Malcolm Beasley is President of the American Physical Society. Beasley received his Bachelor of Engineering Physics from Cornell University in 1962 and his PhD in Physics, also from Cornell, in 1967. He then went to Harvard University where, after a year as post-doctoral researcher, he joined the faculty in the Division of Engineering and Applied Physics, achieving the rank of Associate Professor before moving to Stanford University in 1974. Later, he was appointed the Sidney and Theodore Rosenberg Professor of Applied Physics at Stanford. While at Stanford, Beasley led the effort to establish the new multidisciplinary Geballe Laboratory for Advanced Materials and served as the Dean of the School of Humanities and Sciences. He became an emeritus professor in 2010 but continues his research activities.

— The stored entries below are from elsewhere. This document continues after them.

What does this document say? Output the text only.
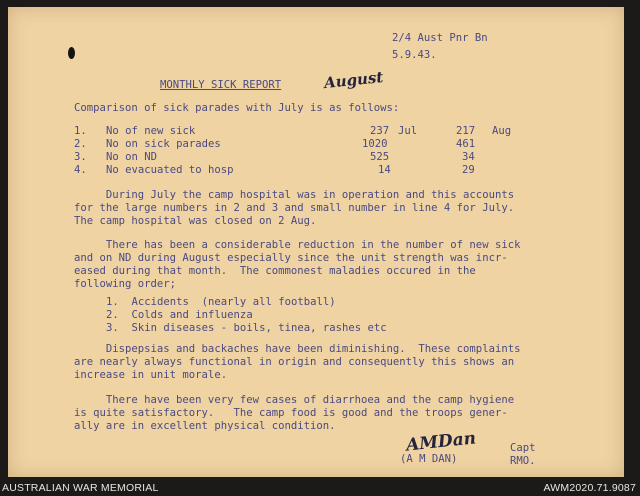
2/4 Aust Pnr Bn
5.9.43.
MONTHLY SICK REPORT	August
Comparison of sick parades with July is as follows:
1. No of new sick	237 Jul	217 Aug
2. No on sick parades	1020	461
3. No on ND	525	34
4. No evacuated to hosp	14	29
During July the camp hospital was in operation and this accounts
for the large numbers in 2 and 3 and small number in line 4 for July.
The camp hospital was closed on 2 Aug.
There has been a considerable reduction in the number of new sick
and on ND during August especially since the unit strength was incr-
eased during that month.  The commonest maladies occured in the
following order;
1.  Accidents  (nearly all football)
2.  Colds and influenza
3.  Skin diseases - boils, tinea, rashes etc
Dispepsias and backaches have been diminishing.  These complaints
are nearly always functional in origin and consequently this shows an
increase in unit morale.
There have been very few cases of diarrhoea and the camp hygiene
is quite satisfactory.   The camp food is good and the troops gener-
ally are in excellent physical condition.
AMDan
(A M DAN)
Capt
RMO.
AUSTRALIAN WAR MEMORIAL	AWM2020.71.9087
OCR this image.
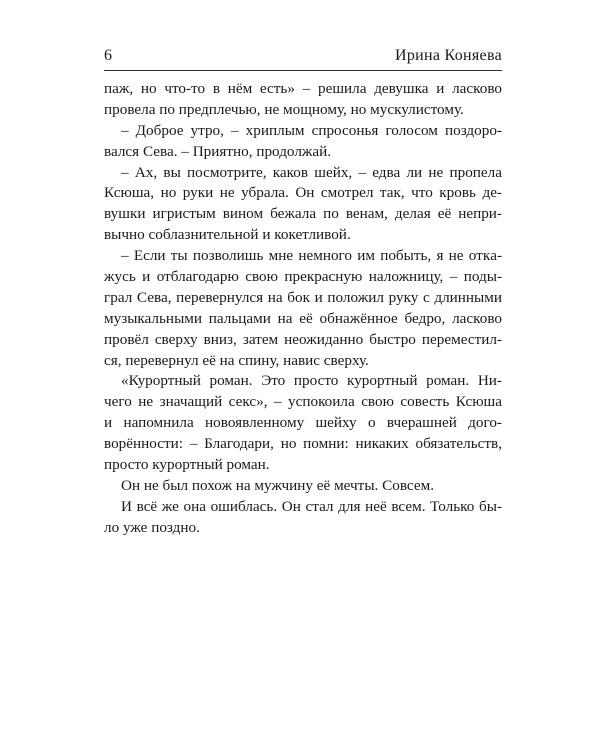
6	Ирина Коняева
паж, но что-то в нём есть» – решила девушка и ласково
провела по предплечью, не мощному, но мускулистому.
– Доброе утро, – хриплым спросонья голосом поздоро-
вался Сева. – Приятно, продолжай.
– Ах, вы посмотрите, каков шейх, – едва ли не пропела
Ксюша, но руки не убрала. Он смотрел так, что кровь де-
вушки игристым вином бежала по венам, делая её непри-
вычно соблазнительной и кокетливой.
– Если ты позволишь мне немного им побыть, я не откa-
жусь и отблагодарю свою прекрасную наложницу, – поды-
грал Сева, перевернулся на бок и положил руку с длинными
музыкальными пальцами на её обнажённое бедро, ласково
провёл сверху вниз, затем неожиданно быстро переместил-
ся, перевернул её на спину, навис сверху.
«Курортный роман. Это просто курортный роман. Ни-
чего не значащий секс», – успокоила свою совесть Ксюша
и напомнила новоявленному шейху о вчерашней дого-
ворённости: – Благодари, но помни: никаких обязательств,
просто курортный роман.
Он не был похож на мужчину её мечты. Совсем.
И всё же она ошиблась. Он стал для неё всем. Только бы-
ло уже поздно.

Beasley is presently a member of the Board of Trustees of the Associated Universities, Inc, a non-profit corporation that provides oversight of various scientific facilities on behalf of federal funding agencies, most notably the NSF-funded National Radio Astronomy Observatory, which is responsible for the North American part of the construction (and soon the operation) of the Atacama Large Millimeter Array in Chile. He also presently serves on the Program Committee of the Millennium Science Initiative of the Ministry of the Economy in Chile. Earlier, he was Chair of the DARPA Defense Sciences Research Council and served as Chair of the committee to investigate the possibility of scientific misconduct in the work of Hendrik Schön of Bell Laboratories and his coauthors. In addition, Beasley was one of the co-founders of a start-up company created to exploit the promise of high temperature superconductivity and has served several scientific advisory boards, including the Institute of Theoretical Physics (now the Kavli Institute for Theoretical Physics) at the University of California at Santa Barbara, the Oversight Committee of the School of Applied Science at Harvard, and currently the Advisory Committee of the Casimir Institute jointly created by the Delft University of Technology and Leiden University.
Beasley has received the Dean’s Award for Distinguished Teaching at Stanford and has been a Loeb Lecturer in Physics at Harvard and a James Clerk Maxwell Lecturer at the Institution of Electrical Engineers in London. He is a member of the National Academy of Sciences, and a Fellow of the American Academy of Arts and Sciences, the American Physical Society and the American Association for the Advancement of Science.